As reported in The Hacker News, “UpGuard cyber risk analyst Chris Vickery discovered a cache of 60,000 documents from a US military project for the National Geospatial-Intelligence Agency (NGA) left unsecured on Amazon cloud storage server for anyone to access.” These files included SSH keys as well as the security credentials of a lead senior engineer at Federal contractor Booz Allen Hamilton—credentials that could grant administrative access to a highly-protected Pentagon system. Vickery warned Gizmodo, “Exposing a private key belonging to a Booz Allen IT engineer is potentially catastrophic for malicious intrusion possibilities.”
Why don’t SSH keys get the respect they deserve? It may be that many organizations don’t realize the extent of the privileges that SSH keys control. SSH keys are used to verify the identity of machines, controlling access from one machine to another over a strongly encrypted and authentication communications tunnel. Because SSH keys are considered more secure than usernames and passwords, they are most often used for providing the most sensitive, privileged access to critical machines. Given their potential for compromising machine identities, you’d think that SHH keys would be handled with kid gloves. But, in practice, that’s not always the case.
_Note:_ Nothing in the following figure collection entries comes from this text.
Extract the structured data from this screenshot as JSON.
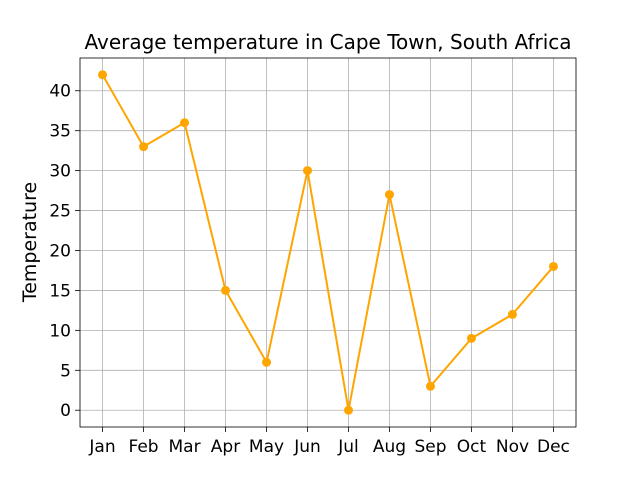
{
  "chart_data": {
    "type": "line",
    "title": "Average temperature in Cape Town, South Africa",
    "xlabel": "",
    "ylabel": "Temperature",
    "categories": [
      "Jan",
      "Feb",
      "Mar",
      "Apr",
      "May",
      "Jun",
      "Jul",
      "Aug",
      "Sep",
      "Oct",
      "Nov",
      "Dec"
    ],
    "values": [
      42,
      33,
      36,
      15,
      6,
      30,
      0,
      27,
      3,
      9,
      12,
      18
    ],
    "ylim": [
      -2.1,
      44.1
    ],
    "yticks": [
      0,
      5,
      10,
      15,
      20,
      25,
      30,
      35,
      40
    ],
    "grid": true,
    "line_color": "#FFA500",
    "marker": "circle"
  }
}
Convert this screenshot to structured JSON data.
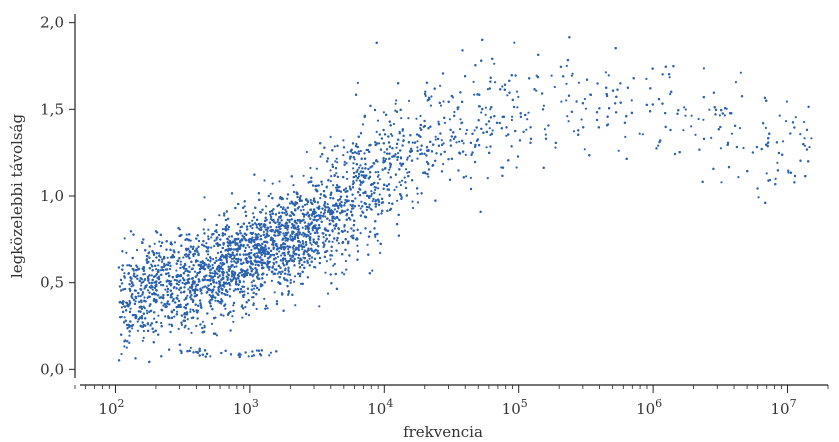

The recent Booz Allen leak isn’t the first time that compromised machine identities have put US national security at risk. With examples from Snowden to OPM and now secrets in the cloud, the problem of unprotected machine identities has often been overlooked. Kevin Bocek, Venafi VP of security strategy notes, “Many doubted that Edward Snowden could have used a digital certificate to gain unauthorized access until a leaked NSA memo confirmed it. In this latest instance, the SSH keys likely provided access to sensitive US defense systems running at the US National Geospatial-Intelligence Agency (NGA) or its defense contractor Booz Allen Hamilton.”
The problem of unprotected SSH keys and cloud administrator setup is not isolated or new. One out of five public Amazon Machine Images (AMI) were found to have backdoors in research conducted by SecureWorks. A compelling example of these backdoors being used in an attack is the Ukrainian power grid compromise in December 2015, which was enabled by a long-term backdoor using an unauthorized SSH key inserted by Russian attackers. “This same vulnerability would almost certainly go undetected in US and Western European critical infrastructure,” warns Bocek. “In 2014, Forrester found that 47% of security professional had already responded to a breach involving SSH keys over the previous two years.”
Industry needs to wake up to the risks of leaving SSH keys unprotected. NIST developed guidance for enterprises to identify the risk and eliminate backdoors and unauthorized access like the one that left US secrets exposed. NIST provides clear guidance on the policies that organizations need to protect the most privileged sensitive and privileged access for machines. Bocek recommends, “Enforce these policies with technology that can find all keys – from the datacenter to the cloud – and can make sure SSH keys are constantly changed to minimize their exposure to misuse.”
Does your organization have the technology to ensure that your SSH keys never go missing?